Fertility Centers of Illinois, Chicago, IL, USA.
J Assist Reprod Genet. 2024 Mar;41(3):643-648. doi: 10.1007/s10815-023-03016-2. Epub 2024 Jan 11.
This work aimed to study clinical and neonatal outcomes of embryos derived from frozen compared to fresh donor oocytes in gestational carrier cycles.
This is a retrospective cohort study using the Society for Assisted Reproductive Technology Clinic Outcome Reporting System database between 2014 and 2015, comprising of 1284 fresh transfer cycles to gestational carrier recipients of embryos resulting from fresh (n = 1119) and vitrified/thawed (n = 165) donor oocytes. Models were adjusted for gestational carrier age, preimplantation genetic testing (PGT-A), number of embryos transferred, multiple gestation, and fetal heart reduction. As our models were part of a larger analysis, intended parent BMI, smoking status, and parity were also adjusted for, but did not influence outcomes in this analysis.
There was no significant difference in probability of live birth rates when comparing embryos derived from fresh and frozen donor oocytes in gestational carrier cycles. There were also no significant differences in biochemical pregnancy losses or clinical miscarriage. There were no significant differences noted in low birthweight or high birthweight infants derived from fresh versus frozen donor oocyte after transfer into a gestational carrier.

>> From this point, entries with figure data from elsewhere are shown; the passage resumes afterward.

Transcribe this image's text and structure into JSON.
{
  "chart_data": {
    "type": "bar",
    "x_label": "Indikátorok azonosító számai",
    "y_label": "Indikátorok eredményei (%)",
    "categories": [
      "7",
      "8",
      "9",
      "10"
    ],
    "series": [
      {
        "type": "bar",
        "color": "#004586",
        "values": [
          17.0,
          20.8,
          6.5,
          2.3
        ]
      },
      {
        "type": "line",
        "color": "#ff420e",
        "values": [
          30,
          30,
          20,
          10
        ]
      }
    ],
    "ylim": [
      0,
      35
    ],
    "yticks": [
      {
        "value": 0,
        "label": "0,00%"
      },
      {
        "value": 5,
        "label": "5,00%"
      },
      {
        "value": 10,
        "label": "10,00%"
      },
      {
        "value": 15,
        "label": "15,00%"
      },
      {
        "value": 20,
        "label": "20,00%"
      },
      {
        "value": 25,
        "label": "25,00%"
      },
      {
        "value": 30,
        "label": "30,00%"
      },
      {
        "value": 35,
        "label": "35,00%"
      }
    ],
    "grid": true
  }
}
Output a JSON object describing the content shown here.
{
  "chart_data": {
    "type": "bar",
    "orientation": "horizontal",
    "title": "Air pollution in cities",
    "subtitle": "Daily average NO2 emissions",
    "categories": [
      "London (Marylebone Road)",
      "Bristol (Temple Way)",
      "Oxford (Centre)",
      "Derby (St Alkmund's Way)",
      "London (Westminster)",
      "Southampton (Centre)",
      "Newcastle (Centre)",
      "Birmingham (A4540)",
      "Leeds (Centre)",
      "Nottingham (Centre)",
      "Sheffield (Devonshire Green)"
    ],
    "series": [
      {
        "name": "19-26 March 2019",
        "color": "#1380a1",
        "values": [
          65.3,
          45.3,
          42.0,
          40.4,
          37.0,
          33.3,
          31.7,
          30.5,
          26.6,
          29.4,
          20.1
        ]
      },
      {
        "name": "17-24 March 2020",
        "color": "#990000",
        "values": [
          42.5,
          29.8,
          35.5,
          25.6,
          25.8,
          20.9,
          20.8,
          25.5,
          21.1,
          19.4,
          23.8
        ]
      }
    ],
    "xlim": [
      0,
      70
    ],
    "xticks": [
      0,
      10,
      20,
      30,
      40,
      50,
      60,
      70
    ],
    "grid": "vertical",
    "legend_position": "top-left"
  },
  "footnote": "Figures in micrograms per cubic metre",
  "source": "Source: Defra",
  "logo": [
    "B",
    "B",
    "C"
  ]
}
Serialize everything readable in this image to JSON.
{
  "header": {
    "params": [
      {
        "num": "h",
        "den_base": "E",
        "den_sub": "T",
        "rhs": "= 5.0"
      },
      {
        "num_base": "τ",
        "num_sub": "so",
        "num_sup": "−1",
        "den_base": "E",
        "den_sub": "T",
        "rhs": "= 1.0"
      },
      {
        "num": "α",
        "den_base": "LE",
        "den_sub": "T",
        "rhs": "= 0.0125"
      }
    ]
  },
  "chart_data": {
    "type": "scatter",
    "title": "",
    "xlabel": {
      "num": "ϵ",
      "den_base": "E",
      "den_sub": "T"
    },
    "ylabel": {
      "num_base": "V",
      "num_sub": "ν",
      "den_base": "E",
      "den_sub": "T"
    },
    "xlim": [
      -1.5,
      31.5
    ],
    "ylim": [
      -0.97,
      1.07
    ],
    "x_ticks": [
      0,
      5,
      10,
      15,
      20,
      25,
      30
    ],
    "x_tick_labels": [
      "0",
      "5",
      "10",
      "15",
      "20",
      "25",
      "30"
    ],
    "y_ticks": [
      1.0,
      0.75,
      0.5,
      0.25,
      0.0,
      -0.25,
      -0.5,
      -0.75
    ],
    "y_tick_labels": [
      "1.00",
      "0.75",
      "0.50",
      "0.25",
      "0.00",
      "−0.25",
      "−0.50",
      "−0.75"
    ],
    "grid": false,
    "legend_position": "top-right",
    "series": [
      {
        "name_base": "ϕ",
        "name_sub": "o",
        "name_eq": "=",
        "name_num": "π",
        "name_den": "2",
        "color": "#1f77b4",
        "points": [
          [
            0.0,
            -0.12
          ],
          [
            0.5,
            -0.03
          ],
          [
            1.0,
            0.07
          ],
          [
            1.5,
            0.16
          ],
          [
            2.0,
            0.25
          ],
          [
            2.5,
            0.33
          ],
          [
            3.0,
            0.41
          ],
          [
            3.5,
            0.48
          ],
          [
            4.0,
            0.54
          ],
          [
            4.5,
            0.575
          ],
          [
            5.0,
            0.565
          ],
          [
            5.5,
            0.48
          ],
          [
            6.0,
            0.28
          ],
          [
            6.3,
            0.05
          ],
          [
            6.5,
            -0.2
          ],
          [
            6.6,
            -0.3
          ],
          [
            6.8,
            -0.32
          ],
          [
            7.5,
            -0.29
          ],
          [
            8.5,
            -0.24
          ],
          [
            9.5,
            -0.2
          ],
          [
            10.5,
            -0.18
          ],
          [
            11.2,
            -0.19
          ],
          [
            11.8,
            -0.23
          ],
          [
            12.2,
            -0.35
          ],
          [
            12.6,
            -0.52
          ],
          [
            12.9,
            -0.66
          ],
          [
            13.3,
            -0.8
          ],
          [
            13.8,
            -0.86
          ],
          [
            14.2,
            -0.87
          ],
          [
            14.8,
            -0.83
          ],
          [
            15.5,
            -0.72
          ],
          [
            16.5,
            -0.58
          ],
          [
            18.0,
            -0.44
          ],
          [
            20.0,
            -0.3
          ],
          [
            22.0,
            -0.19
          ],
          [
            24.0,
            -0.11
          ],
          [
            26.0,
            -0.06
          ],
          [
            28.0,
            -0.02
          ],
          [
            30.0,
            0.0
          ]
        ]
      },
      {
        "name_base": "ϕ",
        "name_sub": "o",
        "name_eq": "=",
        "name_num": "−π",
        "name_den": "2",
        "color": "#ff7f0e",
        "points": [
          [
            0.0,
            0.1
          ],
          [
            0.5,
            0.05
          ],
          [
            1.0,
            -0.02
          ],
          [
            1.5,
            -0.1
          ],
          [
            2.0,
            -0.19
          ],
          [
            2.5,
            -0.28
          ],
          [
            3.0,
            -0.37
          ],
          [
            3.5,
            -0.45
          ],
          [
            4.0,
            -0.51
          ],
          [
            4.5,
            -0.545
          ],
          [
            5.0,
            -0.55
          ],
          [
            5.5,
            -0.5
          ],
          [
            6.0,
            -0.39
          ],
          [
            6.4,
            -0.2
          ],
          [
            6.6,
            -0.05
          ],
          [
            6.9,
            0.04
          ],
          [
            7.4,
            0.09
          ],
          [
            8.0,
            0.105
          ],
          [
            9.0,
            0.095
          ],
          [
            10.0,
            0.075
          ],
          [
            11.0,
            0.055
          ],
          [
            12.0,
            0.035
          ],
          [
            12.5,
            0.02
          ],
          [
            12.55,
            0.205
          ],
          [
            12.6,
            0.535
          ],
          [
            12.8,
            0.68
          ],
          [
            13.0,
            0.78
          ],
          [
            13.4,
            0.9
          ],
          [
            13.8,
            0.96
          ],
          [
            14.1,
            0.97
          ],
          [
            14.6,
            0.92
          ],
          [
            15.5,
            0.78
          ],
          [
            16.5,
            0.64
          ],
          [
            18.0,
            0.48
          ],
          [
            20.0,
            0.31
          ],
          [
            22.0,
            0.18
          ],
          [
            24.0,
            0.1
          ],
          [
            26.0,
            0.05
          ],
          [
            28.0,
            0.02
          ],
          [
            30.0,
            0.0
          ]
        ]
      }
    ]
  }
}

The analysis of fresh and frozen donor oocytes in gestational carrier cycles provides the opportunity to assess for a possible effect of vitrification on the oocyte by controlling for differences in the uterine environment. We observed no significant differences in live birth, pregnancy loss, low birthweight or high birthweight infants when comparing fresh and frozen donor oocytes in gestational carrier cycles.
本研究旨在比较囊胚培养周期中新鲜和冷冻供卵胚胎的临床和新生儿结局。
这是一项回顾性队列研究,使用 2014 年至 2015 年期间辅助生殖技术协会(SART)临床结果报告系统数据库,纳入了 1284 例新鲜胚胎移植周期至妊娠代孕者,其中 1119 例胚胎来源于新鲜供卵,165 例来源于冷冻/解冻供卵。模型调整了妊娠代孕者年龄、胚胎植入前遗传学检测(PGT-A)、移植胚胎数量、多胎妊娠和胎儿心脏减少等因素。由于我们的模型是更大分析的一部分,因此还调整了准父母 BMI、吸烟状况和产次,但这些因素在本分析中并未影响结果。
在妊娠代孕周期中,比较新鲜和冷冻供卵胚胎的活产率没有显著差异。生化妊娠丢失或临床流产率也没有显著差异。在低体重儿或高体重儿的出生方面,从新鲜或冷冻供卵转移到妊娠代孕者后也没有显著差异。
在妊娠代孕周期中分析新鲜和冷冻供卵提供了一个机会,可以通过控制子宫环境的差异来评估冷冻对卵子的可能影响。我们在妊娠代孕周期中比较新鲜和冷冻供卵时,未观察到活产、妊娠丢失、低体重儿或高体重儿出生方面有显著差异。